How to add a new architecture (10-step checklist)¶
Suppose a model FooModel ships with model_type=foo_v1, dense + GQA, and a
novel reuse_kv_across_layers: bool config flag that halves KV cache.
-
Sample config.json — save a copy under
tests/fixtures/configs/foo_v1.json. This is your test anchor. The more realistic, the better. -
Register the model_type in
This flips confidence from MEDIUM to HIGH.src/llm_cal/architecture/detector.py: -
Extend
AttentionTraits(only if a new variant is needed). In this case, reuse_kv is a multiplier on the standard formula, not a new variant — skip this step. If you ARE introducing a new variant (say, "FOO_SPARSE"), extend: -
Extend
detect_attention()intraits.py(only if new variant). Add detection logic with the correct priority order. Remember: first match wins. -
Pass through new config fields via auxiliary. In
detector.py's main path, add: -
Modify the KV formula in
architecture/formulas/kv_cache.pyto read the new field: -
Add a fixture-based detector test in
tests/test_detector.py: -
Add a formula test in
tests/test_formulas.py: -
Add a compat matrix entry in
src/llm_cal/engine_compat/matrix.yamlwith at least one source (release notes / PR). Mark verification_level honestly: -
Add i18n for any new trait string in
src/llm_cal/common/i18n.py. If your new field is user-facing in the formatter, bothenandzhmust exist.
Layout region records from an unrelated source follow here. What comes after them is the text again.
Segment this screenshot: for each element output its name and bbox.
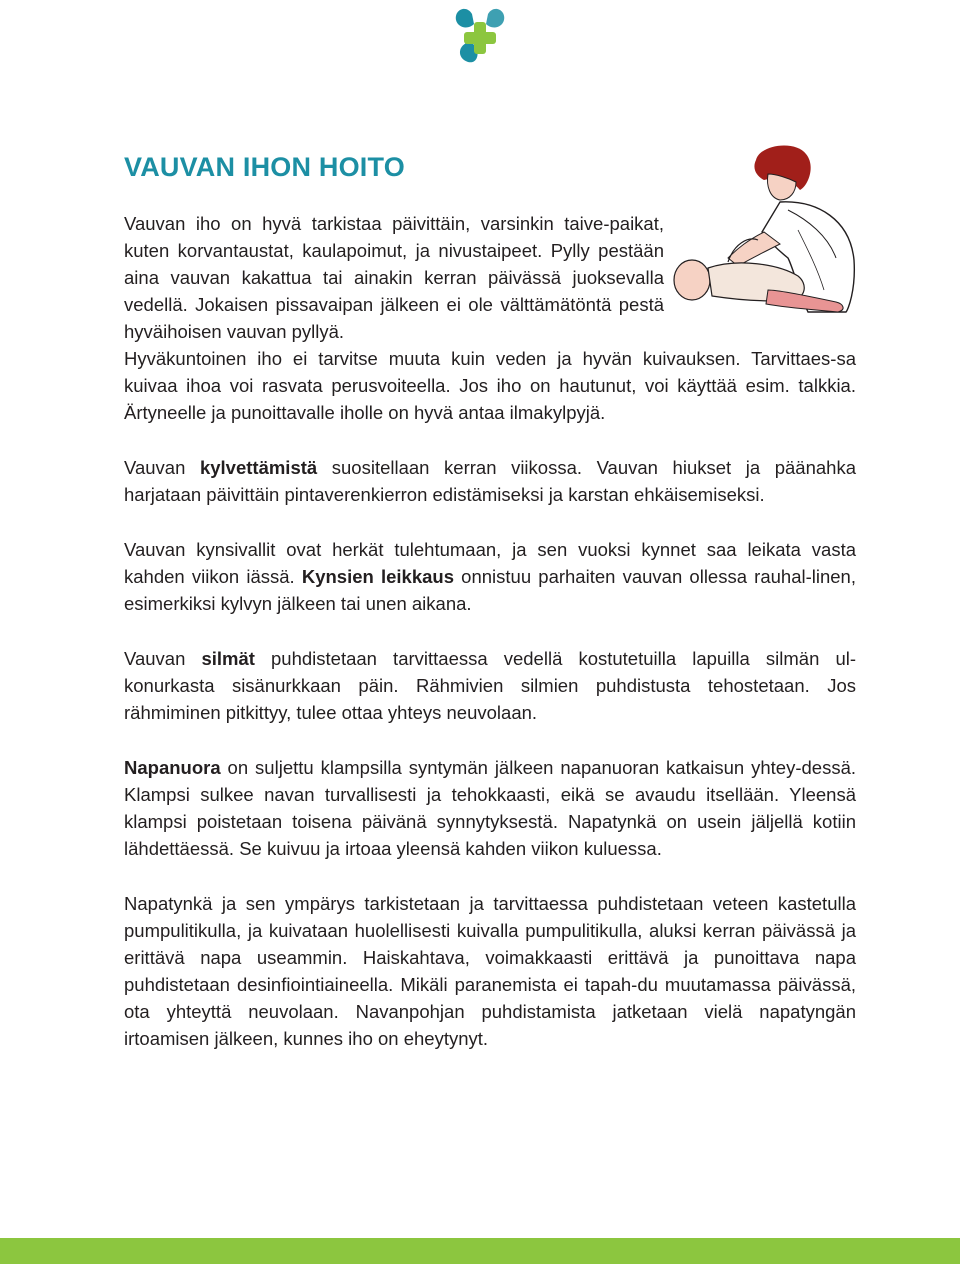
paragraph-skin-check-wrap: Vauvan iho on hyvä tarkistaa päivittäin, varsinkin taive-paikat, kuten korvantaustat, kaulapoimut, ja nivustaipeet. Pylly pestään aina vauvan kakattua tai ainakin kerran päivässä juoksevalla vedellä. Jokaisen pissavaipan jälkeen ei ole välttämätöntä pestä hyväihoisen vauvan pyllyä. [124,213,664,342]
bold-term-bathing: kylvettämistä [199,457,318,478]
paragraph-umbilical-cord [124,754,856,862]
bottom-color-bar [0,1238,960,1264]
paragraph-navel-care: Napatynkä ja sen ympärys tarkistetaan ja tarvittaessa puhdistetaan veteen kastetulla pumpulitikulla, ja kuivataan huolellisesti kuivalla pumpulitikulla, aluksi kerran päivässä ja erittävä napa useammin. Haiskahtava, voimakkaasti erittävä ja punoittava napa puhdistetaan desinfiointiaineella. Mikäli paranemista ei tapah-du muutamassa päivässä, ota yhteyttä neuvolaan. Navanpohjan puhdistamista jatketaan vielä napatyngän irtoamisen jälkeen, kunnes iho on eheytynyt. [124,893,856,1049]
paragraph-eyes [124,645,856,726]
paragraph-nails [124,536,856,617]
text: onnistuu parhaiten vauvan ollessa rauhal-linen, esimerkiksi kylvyn jälkeen tai unen aikana. [124,566,856,614]
paragraph-bathing [124,454,856,508]
mother-baby-illustration [668,140,868,315]
text: Vauvan [124,457,200,478]
bold-term-nail-cutting: Kynsien leikkaus [301,566,454,587]
text: Vauvan [124,648,202,669]
clinic-logo-icon [446,2,514,66]
bold-term-umbilical-cord: Napanuora [124,757,221,778]
text: puhdistetaan tarvittaessa vedellä kostutetuilla lapuilla silmän ul-konurkasta sisänurkkaan päin. Rähmivien silmien puhdistusta tehostetaan. Jos rähmiminen pitkittyy, tulee ottaa yhteys neuvolaan. [124,648,856,723]
page-title: VAUVAN IHON HOITO [124,152,405,182]
paragraph-skin-care: Hyväkuntoinen iho ei tarvitse muuta kuin veden ja hyvän kuivauksen. Tarvittaes-sa kuivaa ihoa voi rasvata perusvoiteella. Jos iho on hautunut, voi käyttää esim. talkkia. Ärtyneelle ja punoittavalle iholle on hyvä antaa ilmakylpyjä. [124,348,856,423]
bold-term-eyes: silmät [201,648,255,669]
text: on suljettu klampsilla syntymän jälkeen napanuoran katkaisun yhtey-dessä. Klampsi sulkee navan turvallisesti ja tehokkaasti, eikä se avaudu itsellään. Yleensä klampsi poistetaan toisena päivänä synnytyksestä. Napatynkä on usein jäljellä kotiin lähdettäessä. Se kuivuu ja irtoaa yleensä kahden viikon kuluessa. [124,757,856,859]
text: Vauvan kynsivallit ovat herkät tulehtumaan, ja sen vuoksi kynnet saa leikata vasta kahden viikon iässä. [124,539,856,587]
text: suositellaan kerran viikossa. Vauvan hiukset ja päänahka harjataan päivittäin pintaverenkierron edistämiseksi ja karstan ehkäisemiseksi. [124,457,856,505]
Run the full suite: pytest + mypy src + ruff check. If green, PR.
How to add a new GPU¶
Single-file change: src/llm_cal/hardware/gpu_database.yaml. No code.
- id: MI300X
aliases: [MI300X-192G]
memory_gb: 192
nvlink_bandwidth_gbps: 0 # xGMI instead — caller handles interconnect notes
fp16_tflops: 1307
fp8_support: true
fp4_support: false
notes_en: "AMD flagship. xGMI interconnect. vLLM support via ROCm."
notes_zh: "AMD 旗舰,xGMI 互联,vLLM 通过 ROCm 支持。"
That's it. The GPU becomes queryable by ID or any alias immediately.
Add tests/test_hardware.py::test_mi300x_is_loaded if you want to anchor
the new entry against regressions.
How to add an engine compat entry¶
src/llm_cal/engine_compat/matrix.yaml. Follow the existing format. Critical
rules:
verification_level: verifiedrequires at least onetype: testedsource withtester,date,hardware,metrics. Don't claimverifiedunless you actually ran it.verification_level: citedrequires at least onesources[]entry with a URL andcaptured_date.verification_level: unverified— emptysources[]is allowed, but the tool will surface this loudly in the UI so users know the entry is a guess.- Bilingual notes:
caveats_enandcaveats_zhboth required (can be empty arrays). Flag-levelnote_en/note_zhare optional.
Label discipline — the tool's soul¶
Every number in the output is tagged. This is non-negotiable. Rules by context:
| Source of value | Label |
|---|---|
HF API model_info().siblings[].size |
[verified] |
config.json field read directly |
[verified] |
sum(safetensors file sizes) |
[verified] (it IS a direct read, even though it's a sum) |
observed_bytes / total_params = bits/param |
[inferred] |
| Nearest-anchor quantization match | [inferred] |
| KV cache computed from profile | [estimated] |
| Weight computed from profile (not observed) | [estimated] |
| Engine support from matrix with sources | [cited] |
| Engine support from matrix without sources | [unverified] |
| Graceful degradation path (unknown architecture) | [unknown] |
Do NOT:
- Label a computed number [verified]. Even bits/param is [inferred]
because it's a derivation.
- Show a green checkmark next to an [unverified] entry. The UI intentionally
makes these loud.
- Introduce a new label without updating i18n keys and legend rendering.